Now it's 2014 and they're back at the last-four fence. For the team to maintain its rate of progression, as outlined above, the obvious next step is qualification for an All-Ireland final.
Only one teeny-weeny problem. Kilkenny.
But this is an ambitious group and just because the most successful team in history is blocking the path to September, selector Paul Beary doesn't shirk the question that Limerick now need to reach a final, the county's first since their flash-in-a-pan appearance in 2007.
"Yeah, definitely," he concurs. "I think this team is trying to write a new narrative for Limerick hurling."
Beary wasn't involved when John Allen's outfit came to Croke Park last August, their fans giddy with optimism on foot of a first Munster title in 17 years.
Their heroes crashed and burned on the day; even the seven-point margin of defeat to Clare didn't tell the full story of Limerick's collective malfunction.
Beary - who would help Na Piarsaigh achieve county title and provincial club success by year's end - was also a spectator. He's not entirely convinced that this Sunday's semi-final can be packaged purely as a chance for atonement.
"Myself looking in at that, you have to give credit to Clare for their performance," he maintains. "Clare went with great intent in that semi-final last year.
"But yeah, I'd say the players - if you were to talk to them - that has been a big motivating factor. As a management team, all we've done is sought their feedback from that day and from that occasion, as to what we can do differently."
Limerick's trouble, that day, was encapsulated by the freetaking nightmare endured by their Munster hero, Declan Hannon.
This precocious talent also struggled in this year's Munster final defeat to Cork but, given a more central brief, returned to something like his best form against Wexford in the All-Ireland quarter-final ten days ago.
"The amount of practice time he puts in, we've fantastic faith in him," Beary declares. "He is very young.
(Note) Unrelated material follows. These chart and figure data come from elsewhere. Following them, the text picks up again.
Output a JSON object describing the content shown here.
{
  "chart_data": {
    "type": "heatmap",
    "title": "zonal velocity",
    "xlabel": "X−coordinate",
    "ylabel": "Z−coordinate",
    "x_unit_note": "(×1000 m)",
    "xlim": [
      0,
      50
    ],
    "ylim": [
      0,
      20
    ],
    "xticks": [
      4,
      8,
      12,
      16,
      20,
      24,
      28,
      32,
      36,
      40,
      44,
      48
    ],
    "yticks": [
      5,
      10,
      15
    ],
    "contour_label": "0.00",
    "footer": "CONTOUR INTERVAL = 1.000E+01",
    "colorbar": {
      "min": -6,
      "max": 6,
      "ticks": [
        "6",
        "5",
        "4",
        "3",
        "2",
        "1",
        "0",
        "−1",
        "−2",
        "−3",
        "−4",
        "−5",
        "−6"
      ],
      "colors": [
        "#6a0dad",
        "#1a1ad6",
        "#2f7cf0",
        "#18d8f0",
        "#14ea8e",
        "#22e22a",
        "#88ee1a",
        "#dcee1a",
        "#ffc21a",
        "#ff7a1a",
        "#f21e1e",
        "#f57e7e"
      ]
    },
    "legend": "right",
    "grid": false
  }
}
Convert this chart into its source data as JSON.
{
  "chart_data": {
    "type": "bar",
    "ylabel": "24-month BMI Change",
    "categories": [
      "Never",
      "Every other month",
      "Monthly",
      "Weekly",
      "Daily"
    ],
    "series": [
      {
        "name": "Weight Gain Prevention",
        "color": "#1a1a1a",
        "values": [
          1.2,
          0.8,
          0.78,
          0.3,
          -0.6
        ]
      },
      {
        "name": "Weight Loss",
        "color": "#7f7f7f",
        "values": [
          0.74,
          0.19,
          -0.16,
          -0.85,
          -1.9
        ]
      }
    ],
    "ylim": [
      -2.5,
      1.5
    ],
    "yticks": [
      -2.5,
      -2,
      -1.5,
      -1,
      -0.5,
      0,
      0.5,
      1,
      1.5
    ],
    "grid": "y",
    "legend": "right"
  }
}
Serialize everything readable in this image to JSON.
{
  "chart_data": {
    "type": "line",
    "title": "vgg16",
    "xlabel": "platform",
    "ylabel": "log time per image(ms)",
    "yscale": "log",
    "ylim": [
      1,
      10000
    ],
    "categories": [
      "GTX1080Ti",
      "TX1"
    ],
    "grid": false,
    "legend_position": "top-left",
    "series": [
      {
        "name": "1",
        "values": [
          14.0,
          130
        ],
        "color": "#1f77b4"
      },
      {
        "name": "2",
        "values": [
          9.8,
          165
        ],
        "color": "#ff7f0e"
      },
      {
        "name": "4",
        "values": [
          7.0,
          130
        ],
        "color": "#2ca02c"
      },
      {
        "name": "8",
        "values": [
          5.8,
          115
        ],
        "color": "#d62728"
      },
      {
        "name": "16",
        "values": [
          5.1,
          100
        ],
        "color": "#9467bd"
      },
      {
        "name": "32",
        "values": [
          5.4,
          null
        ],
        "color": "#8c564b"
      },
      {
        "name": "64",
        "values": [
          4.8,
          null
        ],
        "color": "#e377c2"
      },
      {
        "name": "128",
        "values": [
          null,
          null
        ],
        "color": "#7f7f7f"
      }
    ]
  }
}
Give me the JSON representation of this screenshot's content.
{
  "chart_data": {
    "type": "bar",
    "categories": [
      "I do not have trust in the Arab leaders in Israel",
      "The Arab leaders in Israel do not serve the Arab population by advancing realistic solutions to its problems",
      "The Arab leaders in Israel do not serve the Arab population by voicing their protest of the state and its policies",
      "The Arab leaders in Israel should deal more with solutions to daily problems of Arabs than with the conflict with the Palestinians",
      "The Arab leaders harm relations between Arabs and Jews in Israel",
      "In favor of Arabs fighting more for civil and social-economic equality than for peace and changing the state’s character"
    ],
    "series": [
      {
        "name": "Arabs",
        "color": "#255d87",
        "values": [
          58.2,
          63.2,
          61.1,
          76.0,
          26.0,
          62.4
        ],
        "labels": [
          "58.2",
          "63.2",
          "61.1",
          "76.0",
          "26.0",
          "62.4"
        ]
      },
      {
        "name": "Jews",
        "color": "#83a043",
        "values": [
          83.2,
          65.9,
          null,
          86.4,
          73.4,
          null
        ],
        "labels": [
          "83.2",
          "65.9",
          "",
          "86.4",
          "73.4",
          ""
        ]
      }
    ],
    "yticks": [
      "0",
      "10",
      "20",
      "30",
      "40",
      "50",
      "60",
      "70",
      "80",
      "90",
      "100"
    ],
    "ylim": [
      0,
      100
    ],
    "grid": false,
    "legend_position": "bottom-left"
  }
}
It's remarkable to think how young these guys are. Shane Dowling is still only 21. When I was involved in Na Piarsaigh in 2011, he was only 18 and had just done the Leaving Cert."
Mention of Na Piarsaigh calls to mind last year's Munster club final and some clear parallels with Limerick's first half demolition job on a Wexford team that had stormed through the qualifiers only to hit a wall, playing for the fourth weekend running.
"That reminded me a lot personally of the Na Piarsaigh Munster club final," says Beary. "Sixmilebridge had to play five or six weeks in a row because of the success of Clare. They'd a great win over Midleton in Cork and were on a bit of a high. They won the home toss. But that fatigue element does catch up on you."
Na Piarsaigh duly sauntered home by 4-14 to 0-8, having led by 1-8 to 0-5 at the break. Limerick's rout of Wexford was even more emphatic: they were 3-15 to 0-8 clear at the interval while the full-time audit read 4-26 to 1-11.
A case of going for the jugular against weary legs?
"It was in my head, to be honest with you," says Beary. "I saw certain parallels there going into it. But the critical part from our perspective, and it's something we focussed on a lot since the Munster final ... we got off to a good start but maybe we wanted more of the killer instinct. I think we showed that to good measure.
"The interplay is getting better, the movement is getting better. There's a fantastic blend of youth and experience in the forward division," he adds.
Now all that remains is to show it on Sunday and keep the narrative going.